Ma qui c'è un mandato Onu per una missione di pace largamente condivisa
dall'opinione pubblica mondiale» ribatte Antonello Soro, coordinatore
della Margherita. «È una sfida importantissima, c'è la possibilità per
l'Europa di far sentire la sua voce dopo un lungo periodo di
unilateralismo americano, c'è soprattutto la consapevolezza compatta di
questo governo che non esistono alternative».
A rendere più fosco il quadro c'è però un appuntamento che tutti
aspettano con ansia: entro fine mese l'Iran dovrà dare la sua risposta
al Consiglio di sicurezza Onu in merito allo sviluppo delle sue ricerche
nucleari.
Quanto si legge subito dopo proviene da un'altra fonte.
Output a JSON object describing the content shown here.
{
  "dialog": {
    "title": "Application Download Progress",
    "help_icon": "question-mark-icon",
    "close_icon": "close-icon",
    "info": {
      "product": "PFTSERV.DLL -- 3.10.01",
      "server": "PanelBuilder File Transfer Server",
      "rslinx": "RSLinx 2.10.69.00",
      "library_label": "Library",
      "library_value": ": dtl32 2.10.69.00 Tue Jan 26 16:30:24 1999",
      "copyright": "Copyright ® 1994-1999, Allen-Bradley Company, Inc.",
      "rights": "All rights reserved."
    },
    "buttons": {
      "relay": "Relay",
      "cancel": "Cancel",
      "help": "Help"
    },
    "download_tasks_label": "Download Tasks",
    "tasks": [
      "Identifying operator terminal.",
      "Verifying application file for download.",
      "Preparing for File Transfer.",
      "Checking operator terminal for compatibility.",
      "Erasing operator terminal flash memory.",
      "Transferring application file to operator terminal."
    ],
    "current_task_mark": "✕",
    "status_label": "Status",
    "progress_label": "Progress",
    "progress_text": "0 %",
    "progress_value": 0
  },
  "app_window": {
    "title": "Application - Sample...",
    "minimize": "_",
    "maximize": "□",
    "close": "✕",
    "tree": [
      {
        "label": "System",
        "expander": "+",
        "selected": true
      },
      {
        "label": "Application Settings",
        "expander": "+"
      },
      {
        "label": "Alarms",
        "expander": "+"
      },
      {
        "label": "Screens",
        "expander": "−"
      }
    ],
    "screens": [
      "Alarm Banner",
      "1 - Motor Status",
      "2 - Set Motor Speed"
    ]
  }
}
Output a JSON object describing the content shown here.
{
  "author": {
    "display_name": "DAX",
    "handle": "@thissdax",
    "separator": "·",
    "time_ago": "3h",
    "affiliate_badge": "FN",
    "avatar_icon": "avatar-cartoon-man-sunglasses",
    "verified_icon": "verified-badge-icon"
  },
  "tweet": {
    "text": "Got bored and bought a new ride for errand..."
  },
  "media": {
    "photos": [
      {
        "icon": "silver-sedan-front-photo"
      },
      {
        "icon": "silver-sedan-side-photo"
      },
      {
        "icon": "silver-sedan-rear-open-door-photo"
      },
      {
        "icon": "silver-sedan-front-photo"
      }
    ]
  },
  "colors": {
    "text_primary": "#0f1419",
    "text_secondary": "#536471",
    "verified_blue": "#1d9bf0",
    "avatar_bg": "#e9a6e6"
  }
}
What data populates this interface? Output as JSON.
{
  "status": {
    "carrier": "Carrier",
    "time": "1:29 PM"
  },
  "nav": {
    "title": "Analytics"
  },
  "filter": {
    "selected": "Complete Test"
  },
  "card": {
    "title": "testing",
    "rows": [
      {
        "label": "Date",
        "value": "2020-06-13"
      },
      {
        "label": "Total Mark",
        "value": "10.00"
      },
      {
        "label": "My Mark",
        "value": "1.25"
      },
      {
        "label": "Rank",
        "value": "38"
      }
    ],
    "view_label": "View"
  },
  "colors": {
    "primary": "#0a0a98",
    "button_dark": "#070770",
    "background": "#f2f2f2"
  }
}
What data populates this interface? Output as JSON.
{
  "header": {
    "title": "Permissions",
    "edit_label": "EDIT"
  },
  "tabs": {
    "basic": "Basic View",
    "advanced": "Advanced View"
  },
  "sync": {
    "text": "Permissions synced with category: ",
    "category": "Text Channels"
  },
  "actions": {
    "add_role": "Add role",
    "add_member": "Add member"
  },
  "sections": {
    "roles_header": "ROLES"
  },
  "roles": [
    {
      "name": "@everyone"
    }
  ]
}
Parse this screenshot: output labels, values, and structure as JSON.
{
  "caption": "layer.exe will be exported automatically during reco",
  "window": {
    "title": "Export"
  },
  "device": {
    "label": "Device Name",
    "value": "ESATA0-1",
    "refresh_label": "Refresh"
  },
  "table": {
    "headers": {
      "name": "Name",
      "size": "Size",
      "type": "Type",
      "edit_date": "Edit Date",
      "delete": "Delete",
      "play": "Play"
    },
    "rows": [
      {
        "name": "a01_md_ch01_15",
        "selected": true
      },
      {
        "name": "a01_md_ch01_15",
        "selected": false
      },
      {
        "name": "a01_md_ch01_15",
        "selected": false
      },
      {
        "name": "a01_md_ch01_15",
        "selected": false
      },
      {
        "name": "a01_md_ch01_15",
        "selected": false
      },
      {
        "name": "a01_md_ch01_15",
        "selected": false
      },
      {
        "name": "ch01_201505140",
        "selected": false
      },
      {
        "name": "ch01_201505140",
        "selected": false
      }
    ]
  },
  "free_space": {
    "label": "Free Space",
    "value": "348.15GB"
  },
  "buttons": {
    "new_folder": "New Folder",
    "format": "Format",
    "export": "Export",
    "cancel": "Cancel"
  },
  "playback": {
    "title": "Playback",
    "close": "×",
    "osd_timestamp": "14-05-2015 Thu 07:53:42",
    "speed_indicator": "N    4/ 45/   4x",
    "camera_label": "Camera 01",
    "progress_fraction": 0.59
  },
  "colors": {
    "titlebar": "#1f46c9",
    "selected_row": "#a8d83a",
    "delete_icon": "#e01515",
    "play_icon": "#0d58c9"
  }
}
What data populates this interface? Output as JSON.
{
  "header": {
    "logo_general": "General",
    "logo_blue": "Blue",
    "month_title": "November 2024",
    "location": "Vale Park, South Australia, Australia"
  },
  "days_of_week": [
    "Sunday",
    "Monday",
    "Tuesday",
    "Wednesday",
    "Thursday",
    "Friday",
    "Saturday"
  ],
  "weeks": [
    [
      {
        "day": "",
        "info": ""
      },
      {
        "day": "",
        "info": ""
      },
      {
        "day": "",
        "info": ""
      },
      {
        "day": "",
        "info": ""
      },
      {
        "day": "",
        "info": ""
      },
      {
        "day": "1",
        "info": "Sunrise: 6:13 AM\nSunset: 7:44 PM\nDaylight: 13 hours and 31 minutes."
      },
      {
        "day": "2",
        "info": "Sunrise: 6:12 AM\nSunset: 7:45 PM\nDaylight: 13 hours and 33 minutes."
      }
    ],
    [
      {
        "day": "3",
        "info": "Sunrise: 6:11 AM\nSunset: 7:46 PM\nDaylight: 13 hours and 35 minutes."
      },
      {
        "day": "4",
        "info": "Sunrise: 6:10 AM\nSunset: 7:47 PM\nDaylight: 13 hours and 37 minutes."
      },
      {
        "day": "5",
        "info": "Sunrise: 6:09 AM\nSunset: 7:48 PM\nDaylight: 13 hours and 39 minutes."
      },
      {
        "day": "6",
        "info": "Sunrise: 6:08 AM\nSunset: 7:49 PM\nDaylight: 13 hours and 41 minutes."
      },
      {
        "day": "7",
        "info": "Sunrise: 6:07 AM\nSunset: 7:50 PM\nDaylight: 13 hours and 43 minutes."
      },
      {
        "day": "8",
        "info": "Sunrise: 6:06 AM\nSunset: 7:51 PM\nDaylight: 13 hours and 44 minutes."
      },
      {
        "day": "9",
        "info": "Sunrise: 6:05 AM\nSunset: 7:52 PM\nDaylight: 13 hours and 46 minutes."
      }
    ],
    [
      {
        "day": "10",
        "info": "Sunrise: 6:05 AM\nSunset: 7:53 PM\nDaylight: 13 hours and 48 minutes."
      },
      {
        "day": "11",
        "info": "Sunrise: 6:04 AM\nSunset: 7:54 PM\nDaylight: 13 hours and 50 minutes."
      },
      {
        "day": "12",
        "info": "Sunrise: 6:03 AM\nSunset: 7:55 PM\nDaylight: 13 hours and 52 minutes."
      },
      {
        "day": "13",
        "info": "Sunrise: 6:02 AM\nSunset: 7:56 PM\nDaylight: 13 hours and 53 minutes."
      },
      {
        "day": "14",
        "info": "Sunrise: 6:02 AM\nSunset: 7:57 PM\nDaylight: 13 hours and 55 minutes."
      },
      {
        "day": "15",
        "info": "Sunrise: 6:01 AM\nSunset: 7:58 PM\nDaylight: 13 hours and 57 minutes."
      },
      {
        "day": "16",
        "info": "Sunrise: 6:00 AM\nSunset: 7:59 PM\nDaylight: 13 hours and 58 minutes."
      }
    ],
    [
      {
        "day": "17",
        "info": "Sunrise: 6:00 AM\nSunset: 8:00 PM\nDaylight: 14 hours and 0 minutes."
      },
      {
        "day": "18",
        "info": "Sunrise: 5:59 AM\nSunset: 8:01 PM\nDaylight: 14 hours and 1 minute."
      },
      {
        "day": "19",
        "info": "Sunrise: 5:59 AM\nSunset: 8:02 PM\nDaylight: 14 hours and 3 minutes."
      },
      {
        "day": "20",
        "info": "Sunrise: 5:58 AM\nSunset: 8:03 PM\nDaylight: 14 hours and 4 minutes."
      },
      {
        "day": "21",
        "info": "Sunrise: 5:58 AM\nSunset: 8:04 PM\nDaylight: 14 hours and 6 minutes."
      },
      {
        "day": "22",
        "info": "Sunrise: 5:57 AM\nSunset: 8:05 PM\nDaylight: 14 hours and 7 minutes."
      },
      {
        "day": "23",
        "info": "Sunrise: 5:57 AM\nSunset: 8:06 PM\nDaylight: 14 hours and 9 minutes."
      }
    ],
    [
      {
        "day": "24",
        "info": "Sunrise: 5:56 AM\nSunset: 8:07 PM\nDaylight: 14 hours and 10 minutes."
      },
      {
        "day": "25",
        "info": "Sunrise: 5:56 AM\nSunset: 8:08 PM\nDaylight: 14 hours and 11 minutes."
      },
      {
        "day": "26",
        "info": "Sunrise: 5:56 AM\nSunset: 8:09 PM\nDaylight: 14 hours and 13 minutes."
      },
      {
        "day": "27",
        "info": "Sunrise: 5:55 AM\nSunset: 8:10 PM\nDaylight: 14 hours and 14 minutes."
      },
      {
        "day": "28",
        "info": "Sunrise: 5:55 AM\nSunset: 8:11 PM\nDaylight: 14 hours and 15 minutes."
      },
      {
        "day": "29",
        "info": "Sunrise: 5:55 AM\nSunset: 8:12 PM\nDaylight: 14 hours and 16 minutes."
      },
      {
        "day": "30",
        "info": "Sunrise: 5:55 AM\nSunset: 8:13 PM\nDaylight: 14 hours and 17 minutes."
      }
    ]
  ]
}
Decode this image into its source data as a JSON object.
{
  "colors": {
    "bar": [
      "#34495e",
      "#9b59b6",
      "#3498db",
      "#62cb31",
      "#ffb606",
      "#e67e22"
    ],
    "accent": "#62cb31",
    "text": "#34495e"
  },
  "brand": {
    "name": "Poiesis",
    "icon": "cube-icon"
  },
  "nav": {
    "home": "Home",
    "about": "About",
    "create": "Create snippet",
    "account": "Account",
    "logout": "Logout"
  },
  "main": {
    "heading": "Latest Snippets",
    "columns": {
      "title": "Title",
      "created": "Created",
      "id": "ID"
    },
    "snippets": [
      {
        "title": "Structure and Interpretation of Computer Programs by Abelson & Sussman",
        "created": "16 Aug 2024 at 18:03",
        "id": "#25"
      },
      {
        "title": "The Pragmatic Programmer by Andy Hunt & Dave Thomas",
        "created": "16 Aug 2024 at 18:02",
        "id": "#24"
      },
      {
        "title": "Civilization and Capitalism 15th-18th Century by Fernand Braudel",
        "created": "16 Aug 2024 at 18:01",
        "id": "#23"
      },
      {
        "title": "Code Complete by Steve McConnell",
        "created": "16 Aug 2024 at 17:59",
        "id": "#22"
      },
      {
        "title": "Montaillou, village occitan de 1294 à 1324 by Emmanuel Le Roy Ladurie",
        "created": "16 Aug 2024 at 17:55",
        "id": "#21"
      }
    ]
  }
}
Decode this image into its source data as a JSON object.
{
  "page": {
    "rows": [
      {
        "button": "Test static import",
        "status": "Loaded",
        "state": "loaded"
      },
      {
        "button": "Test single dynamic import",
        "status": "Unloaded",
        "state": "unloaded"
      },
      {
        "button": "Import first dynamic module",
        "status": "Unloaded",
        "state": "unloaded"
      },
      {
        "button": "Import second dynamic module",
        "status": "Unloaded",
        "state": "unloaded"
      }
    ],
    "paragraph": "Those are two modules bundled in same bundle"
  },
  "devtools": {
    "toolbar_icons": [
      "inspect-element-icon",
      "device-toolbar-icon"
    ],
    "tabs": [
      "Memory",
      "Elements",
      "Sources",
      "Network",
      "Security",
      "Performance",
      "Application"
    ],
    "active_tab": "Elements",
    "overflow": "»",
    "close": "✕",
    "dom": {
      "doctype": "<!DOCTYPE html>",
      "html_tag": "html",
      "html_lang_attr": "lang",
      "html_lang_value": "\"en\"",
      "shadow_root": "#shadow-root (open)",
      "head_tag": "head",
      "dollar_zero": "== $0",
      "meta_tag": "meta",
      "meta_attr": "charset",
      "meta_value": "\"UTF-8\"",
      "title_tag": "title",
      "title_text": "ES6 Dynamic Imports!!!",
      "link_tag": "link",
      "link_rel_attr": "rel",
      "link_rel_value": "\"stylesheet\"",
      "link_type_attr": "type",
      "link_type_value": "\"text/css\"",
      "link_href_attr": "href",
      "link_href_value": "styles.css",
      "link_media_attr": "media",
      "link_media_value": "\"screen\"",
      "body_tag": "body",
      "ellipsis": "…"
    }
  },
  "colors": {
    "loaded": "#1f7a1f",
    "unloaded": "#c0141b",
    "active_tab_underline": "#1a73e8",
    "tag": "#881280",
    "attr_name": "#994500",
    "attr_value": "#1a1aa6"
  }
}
E molti analisti prevedono che Hezbollah potrebbe
tornare a far sentire la voce delle armi nel caso in cui Teheran
scegliesse la strada del confronto duro con l'Occidente. In questo caso
il contingente Onu in Libano si troverebbe in prima linea: una
situazione molto peggiore rispetto all'attuale e profondamente diversa
anche da quella, in questi giorni spesso ricordata, della missione di
Italia, Francia e Stati Uniti in Libano, 24 anni fa.
«Quella fu la prima missione oltremare italiana del dopoguerra e venne
effettuata con militari di leva» ricorda il generale Marco Bertolini,
che guida il comando operativo delle forze speciali italiane e che
partecipò alla missione degli anni 80. «Oggi impieghiamo professionisti,
meglio addestrati e abituati a operare in un ambito multinazionale.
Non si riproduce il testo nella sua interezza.